Anche la scelta dei Perturbazione, senza discussione una delle rock band più interessanti degli ultimi anni, è un bel segnale di aggiornamento così come l’apertura al mondo dell’hip hop, diventata ormai una necessità, visto che, piaccia o no, questa è la musica che ascoltano le nuove generazioni (e non solo).

A garantire sull’intelligenza del prodotto è il nome scelto, Frankie Hi-Nrg, il patriarca dell’hip hop italiano. Riccardo Sinigallia, ex Tiromancino, e Francesco Sarcina, ex Vibrazioni, confermano una vocazione indie di un festival che in realtà copre in modo organico tutta l’offerta musicale, così come dovrebbe essere naturale per la più importante rassegna di canzoni italiana.

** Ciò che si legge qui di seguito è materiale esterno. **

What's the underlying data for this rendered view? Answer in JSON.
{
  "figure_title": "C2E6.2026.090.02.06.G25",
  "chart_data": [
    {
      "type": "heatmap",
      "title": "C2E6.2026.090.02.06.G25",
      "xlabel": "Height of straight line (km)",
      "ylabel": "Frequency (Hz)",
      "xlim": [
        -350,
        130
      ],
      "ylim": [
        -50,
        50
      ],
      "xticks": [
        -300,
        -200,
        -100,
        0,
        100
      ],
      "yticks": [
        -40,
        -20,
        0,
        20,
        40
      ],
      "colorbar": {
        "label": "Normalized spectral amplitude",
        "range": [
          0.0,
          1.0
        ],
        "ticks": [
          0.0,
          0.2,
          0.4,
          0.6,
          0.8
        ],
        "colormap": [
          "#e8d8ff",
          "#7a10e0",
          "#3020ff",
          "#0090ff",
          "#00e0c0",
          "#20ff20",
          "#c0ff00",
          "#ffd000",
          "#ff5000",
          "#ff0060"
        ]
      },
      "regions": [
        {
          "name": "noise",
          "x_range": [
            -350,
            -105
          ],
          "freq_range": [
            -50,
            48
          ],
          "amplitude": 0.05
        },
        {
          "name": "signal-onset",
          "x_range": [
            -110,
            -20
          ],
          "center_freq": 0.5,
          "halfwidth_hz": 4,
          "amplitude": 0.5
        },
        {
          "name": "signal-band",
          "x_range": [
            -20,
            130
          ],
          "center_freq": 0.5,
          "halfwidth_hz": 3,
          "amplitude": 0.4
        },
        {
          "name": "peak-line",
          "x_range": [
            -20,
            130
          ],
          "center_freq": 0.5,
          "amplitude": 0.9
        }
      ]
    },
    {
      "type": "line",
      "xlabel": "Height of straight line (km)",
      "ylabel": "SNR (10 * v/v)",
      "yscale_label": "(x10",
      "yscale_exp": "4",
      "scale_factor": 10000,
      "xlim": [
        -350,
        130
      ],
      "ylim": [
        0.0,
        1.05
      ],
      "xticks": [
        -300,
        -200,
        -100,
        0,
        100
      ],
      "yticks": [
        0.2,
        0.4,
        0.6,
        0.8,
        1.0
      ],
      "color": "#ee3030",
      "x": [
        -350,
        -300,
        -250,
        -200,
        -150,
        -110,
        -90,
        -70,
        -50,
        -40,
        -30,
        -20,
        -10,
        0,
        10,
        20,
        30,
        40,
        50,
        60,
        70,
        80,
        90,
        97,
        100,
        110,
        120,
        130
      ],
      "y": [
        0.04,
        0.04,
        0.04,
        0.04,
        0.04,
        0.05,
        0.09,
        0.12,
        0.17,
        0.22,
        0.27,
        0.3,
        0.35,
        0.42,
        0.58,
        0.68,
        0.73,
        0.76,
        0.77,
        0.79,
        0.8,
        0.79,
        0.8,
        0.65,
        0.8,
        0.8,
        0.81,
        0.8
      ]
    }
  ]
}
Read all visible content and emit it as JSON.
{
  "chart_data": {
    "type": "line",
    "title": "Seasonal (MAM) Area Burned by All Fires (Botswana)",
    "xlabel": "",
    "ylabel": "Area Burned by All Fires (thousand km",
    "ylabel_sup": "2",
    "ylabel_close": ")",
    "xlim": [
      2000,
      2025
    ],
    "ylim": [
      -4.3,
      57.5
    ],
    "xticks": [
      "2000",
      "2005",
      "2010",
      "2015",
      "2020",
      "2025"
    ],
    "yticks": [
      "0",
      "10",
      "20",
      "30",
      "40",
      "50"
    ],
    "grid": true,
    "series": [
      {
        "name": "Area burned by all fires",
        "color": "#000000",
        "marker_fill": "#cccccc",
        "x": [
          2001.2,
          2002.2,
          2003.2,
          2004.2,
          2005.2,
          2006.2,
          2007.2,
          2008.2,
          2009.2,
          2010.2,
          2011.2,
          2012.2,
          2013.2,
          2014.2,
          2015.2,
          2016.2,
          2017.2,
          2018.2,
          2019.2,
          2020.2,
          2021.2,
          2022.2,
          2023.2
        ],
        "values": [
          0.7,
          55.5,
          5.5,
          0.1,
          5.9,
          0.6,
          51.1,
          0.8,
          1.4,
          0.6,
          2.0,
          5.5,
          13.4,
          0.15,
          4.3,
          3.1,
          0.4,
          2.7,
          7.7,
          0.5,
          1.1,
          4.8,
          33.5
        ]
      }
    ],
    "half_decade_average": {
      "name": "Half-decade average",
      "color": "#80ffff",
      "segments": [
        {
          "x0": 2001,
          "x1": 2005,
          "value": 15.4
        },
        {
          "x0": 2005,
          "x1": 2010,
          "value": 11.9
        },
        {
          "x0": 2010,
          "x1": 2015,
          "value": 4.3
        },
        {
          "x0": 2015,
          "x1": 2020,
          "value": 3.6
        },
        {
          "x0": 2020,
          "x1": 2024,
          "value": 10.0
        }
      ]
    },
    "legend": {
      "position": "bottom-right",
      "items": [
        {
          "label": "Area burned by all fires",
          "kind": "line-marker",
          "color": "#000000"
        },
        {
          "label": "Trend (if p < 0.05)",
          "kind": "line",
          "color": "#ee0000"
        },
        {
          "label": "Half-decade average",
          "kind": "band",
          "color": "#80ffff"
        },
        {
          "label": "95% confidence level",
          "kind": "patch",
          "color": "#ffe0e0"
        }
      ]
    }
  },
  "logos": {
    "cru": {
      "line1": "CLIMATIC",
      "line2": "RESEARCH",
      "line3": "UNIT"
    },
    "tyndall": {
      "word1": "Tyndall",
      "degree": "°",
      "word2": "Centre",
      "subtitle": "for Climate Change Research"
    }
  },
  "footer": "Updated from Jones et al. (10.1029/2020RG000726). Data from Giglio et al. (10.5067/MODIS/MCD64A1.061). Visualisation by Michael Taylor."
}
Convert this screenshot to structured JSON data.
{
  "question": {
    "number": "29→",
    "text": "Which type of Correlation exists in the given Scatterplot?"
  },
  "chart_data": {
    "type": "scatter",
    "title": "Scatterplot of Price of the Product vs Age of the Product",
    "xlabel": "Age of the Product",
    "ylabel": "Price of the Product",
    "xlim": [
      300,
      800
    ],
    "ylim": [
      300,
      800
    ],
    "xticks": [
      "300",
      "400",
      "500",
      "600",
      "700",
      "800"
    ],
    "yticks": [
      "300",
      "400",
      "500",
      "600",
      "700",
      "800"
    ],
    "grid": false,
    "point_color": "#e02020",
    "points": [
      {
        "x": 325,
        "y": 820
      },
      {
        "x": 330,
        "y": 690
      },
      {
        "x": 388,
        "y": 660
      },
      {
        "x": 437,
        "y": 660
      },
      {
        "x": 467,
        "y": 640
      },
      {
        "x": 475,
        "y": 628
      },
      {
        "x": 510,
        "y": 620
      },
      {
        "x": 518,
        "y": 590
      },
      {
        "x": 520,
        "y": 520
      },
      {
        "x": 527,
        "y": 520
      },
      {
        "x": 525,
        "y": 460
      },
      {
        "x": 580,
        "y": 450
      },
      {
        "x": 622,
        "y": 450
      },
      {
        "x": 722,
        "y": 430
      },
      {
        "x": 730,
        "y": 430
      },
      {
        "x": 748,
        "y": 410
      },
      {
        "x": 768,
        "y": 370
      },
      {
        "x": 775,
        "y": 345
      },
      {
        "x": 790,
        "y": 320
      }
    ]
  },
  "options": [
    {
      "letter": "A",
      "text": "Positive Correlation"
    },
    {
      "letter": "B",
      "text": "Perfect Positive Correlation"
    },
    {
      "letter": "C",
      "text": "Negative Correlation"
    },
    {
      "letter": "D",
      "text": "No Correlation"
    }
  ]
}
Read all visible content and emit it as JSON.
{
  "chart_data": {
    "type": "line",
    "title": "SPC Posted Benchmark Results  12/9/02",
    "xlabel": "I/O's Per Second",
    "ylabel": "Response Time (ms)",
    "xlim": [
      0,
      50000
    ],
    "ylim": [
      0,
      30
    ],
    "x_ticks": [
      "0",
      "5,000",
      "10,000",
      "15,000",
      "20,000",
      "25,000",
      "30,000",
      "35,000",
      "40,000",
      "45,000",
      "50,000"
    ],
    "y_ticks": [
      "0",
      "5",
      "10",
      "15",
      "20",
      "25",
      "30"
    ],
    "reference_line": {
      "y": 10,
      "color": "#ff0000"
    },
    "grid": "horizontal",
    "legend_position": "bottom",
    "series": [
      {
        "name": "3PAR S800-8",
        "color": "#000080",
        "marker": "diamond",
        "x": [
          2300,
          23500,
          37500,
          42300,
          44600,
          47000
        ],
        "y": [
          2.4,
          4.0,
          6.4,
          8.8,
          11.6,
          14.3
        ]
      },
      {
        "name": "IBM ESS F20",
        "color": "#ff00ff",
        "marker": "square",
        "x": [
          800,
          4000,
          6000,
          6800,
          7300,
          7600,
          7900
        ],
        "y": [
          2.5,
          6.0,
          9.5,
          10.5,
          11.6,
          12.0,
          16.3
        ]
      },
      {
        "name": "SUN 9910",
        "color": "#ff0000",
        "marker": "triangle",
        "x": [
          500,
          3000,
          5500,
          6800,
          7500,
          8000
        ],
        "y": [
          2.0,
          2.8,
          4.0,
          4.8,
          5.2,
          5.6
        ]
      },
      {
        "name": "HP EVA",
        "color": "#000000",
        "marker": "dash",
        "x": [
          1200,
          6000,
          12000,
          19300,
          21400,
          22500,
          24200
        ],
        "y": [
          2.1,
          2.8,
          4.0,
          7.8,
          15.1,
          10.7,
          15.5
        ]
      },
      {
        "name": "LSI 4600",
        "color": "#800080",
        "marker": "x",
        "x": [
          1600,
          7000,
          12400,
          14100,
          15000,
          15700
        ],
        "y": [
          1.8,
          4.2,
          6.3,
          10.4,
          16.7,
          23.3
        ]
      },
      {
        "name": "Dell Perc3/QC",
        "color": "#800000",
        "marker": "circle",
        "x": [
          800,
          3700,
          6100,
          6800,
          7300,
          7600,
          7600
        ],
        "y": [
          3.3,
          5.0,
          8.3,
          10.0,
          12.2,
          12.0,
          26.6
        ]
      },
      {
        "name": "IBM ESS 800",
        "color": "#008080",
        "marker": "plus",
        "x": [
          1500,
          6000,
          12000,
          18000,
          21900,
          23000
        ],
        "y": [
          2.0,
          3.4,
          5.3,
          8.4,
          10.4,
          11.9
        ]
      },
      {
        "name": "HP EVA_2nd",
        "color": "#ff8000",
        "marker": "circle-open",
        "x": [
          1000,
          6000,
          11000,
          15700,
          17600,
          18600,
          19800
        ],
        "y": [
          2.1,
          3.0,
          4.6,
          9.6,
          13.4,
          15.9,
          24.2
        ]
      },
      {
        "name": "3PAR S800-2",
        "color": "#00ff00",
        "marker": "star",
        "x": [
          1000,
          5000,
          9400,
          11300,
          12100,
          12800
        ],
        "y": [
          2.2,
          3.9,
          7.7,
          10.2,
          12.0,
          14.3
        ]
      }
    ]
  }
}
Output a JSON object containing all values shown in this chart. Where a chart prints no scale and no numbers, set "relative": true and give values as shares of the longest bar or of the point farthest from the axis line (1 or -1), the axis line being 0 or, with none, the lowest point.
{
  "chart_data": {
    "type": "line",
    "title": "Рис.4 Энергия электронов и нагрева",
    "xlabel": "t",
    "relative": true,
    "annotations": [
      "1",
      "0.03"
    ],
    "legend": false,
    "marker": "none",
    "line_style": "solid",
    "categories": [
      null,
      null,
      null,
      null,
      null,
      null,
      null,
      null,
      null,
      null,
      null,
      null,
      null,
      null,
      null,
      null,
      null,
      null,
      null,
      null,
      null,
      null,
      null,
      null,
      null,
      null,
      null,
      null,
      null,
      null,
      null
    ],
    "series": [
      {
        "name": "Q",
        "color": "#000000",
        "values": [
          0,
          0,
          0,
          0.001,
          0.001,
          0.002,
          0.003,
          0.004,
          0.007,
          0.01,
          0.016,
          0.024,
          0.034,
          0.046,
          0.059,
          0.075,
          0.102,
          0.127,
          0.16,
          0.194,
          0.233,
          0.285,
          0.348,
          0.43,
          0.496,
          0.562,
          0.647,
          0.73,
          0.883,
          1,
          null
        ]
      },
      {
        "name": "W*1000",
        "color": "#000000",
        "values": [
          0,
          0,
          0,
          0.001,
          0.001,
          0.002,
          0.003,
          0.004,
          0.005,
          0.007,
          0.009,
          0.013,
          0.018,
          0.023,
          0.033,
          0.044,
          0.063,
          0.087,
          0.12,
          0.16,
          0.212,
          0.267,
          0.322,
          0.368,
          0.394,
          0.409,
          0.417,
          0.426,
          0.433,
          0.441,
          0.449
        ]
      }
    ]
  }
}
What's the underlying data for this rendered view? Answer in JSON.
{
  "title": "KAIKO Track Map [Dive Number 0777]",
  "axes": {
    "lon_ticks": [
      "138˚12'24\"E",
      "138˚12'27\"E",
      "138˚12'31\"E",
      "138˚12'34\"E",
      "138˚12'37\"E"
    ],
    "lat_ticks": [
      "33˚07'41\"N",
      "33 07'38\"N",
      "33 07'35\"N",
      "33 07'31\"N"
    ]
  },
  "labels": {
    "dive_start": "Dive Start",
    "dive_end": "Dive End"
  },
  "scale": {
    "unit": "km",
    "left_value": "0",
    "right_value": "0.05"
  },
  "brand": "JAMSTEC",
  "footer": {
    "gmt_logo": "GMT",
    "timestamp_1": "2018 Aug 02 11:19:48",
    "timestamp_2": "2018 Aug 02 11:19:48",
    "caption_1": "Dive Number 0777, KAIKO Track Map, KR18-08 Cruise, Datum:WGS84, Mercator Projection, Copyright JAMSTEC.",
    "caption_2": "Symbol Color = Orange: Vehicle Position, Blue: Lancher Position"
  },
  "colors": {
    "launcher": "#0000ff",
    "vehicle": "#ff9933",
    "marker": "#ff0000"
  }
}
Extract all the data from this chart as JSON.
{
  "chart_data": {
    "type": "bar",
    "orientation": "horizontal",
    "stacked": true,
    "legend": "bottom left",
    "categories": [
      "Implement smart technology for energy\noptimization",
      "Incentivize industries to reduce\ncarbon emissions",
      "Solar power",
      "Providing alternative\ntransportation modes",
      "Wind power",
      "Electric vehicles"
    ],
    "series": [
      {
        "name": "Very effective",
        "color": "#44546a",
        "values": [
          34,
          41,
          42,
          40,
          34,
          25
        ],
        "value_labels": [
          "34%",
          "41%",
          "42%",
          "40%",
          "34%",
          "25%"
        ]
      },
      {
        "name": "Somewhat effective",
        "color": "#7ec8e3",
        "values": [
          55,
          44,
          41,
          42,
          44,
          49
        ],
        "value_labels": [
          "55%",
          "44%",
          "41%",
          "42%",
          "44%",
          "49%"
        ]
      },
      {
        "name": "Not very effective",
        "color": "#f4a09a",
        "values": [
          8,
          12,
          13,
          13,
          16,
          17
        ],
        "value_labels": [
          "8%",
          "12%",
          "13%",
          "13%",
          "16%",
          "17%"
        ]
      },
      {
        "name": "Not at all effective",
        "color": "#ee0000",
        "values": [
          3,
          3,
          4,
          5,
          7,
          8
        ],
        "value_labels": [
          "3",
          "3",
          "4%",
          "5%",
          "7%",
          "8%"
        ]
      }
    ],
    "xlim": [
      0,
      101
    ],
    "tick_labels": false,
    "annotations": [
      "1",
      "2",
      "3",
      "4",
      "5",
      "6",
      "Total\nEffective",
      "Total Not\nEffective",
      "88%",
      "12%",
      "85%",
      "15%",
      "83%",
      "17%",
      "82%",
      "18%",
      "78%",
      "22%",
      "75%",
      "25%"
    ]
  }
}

Ci sono tre vincitori di Sanremo come Ron, Francesco Renga e Antonella Ruggiero, un personaggio legato alla canzone d’autore come Cristiano De Andrè, Noemi, ormai affermata interprete di qualità, due personaggi in cerca di una nuova identità come Arisa e Giusy Ferreri, un talento emergente come Renzo Rubino, promosso tra i Big dopo la felice esperienza tra i Giovani dello scorso anno e un cultore del reggae e del soul in chiave pop
come Giuliano Palma.

È evidente che ogni approfondimento debba essere rimandato all’ascolto delle canzoni e che molto dipenderà da quale dei due brani di ciascun concorrente verrà selezionato (l’anno scorso c’è stata qualche dolorosa esclusione). Il festival della passata edizione ha dimostrato comunque che quando la struttura del programma è forte Sanremo può permettersi di aprirsi al mondo: lo dimostra il successo clamoroso di Anthony and The Johnson e
di Asaf Avidan. Proprio per questo è importante che sia stata colta l’occasione per aprire definitivamente il cast alla musica reale, anche prendendo dei rischi rispetto a un’idea, per dir così, accademica di cosa sia «il pubblico di Sanremo». Questa è la strada per avvicinare alla musica del festival la gente che va ai concerti, frequenta i social, vive la musica e – non tutta – paga la musica che ascolta.

Tanto poi a garantire la trasversalità ci pensano Fabio Fazio e Luciana Littizzetto, la rievocazione dei 60 anni della tv e ci penserà Raffaella Carrà che, c’è da scommetterci, lascerà la sua impronta su questo Sanremo.

Ecco l’elenco dei brani di ciascun artista: Arisa con Lentamente e Controvento; Noemi con Bagnati dal sole e Un uomo è un albero; Raphael Gualazzi feat. Bloody Beetroots con Liberi o no e Tanto ci sei; Perturbazione con L’Unica e L’Italia vista dal bar; Cristiano De Andrè con Invisibili e Il cielo è vuoto; Renzo Rubino Ora e Per sempre e poi basta; Frankie Hi-Nrg con Pedala e Un uomo è vivo; Giuliano Palma con Così lontano e Un bacio crudele; Riccardo Sinigallia con Prima di andare via e Una rigenerazione; Antonella Ruggiero con Quando balliamo e Da lontano; Giusy Ferreri con L’amore possiede il bene e Ti porto a cena con me; Francesco Renga con A un isolato da te e Vivendo adesso; Francesco Sarcina con Nel tuo sorriso e In questa città; Ron con Un abbraccio unico e Sing in the rain.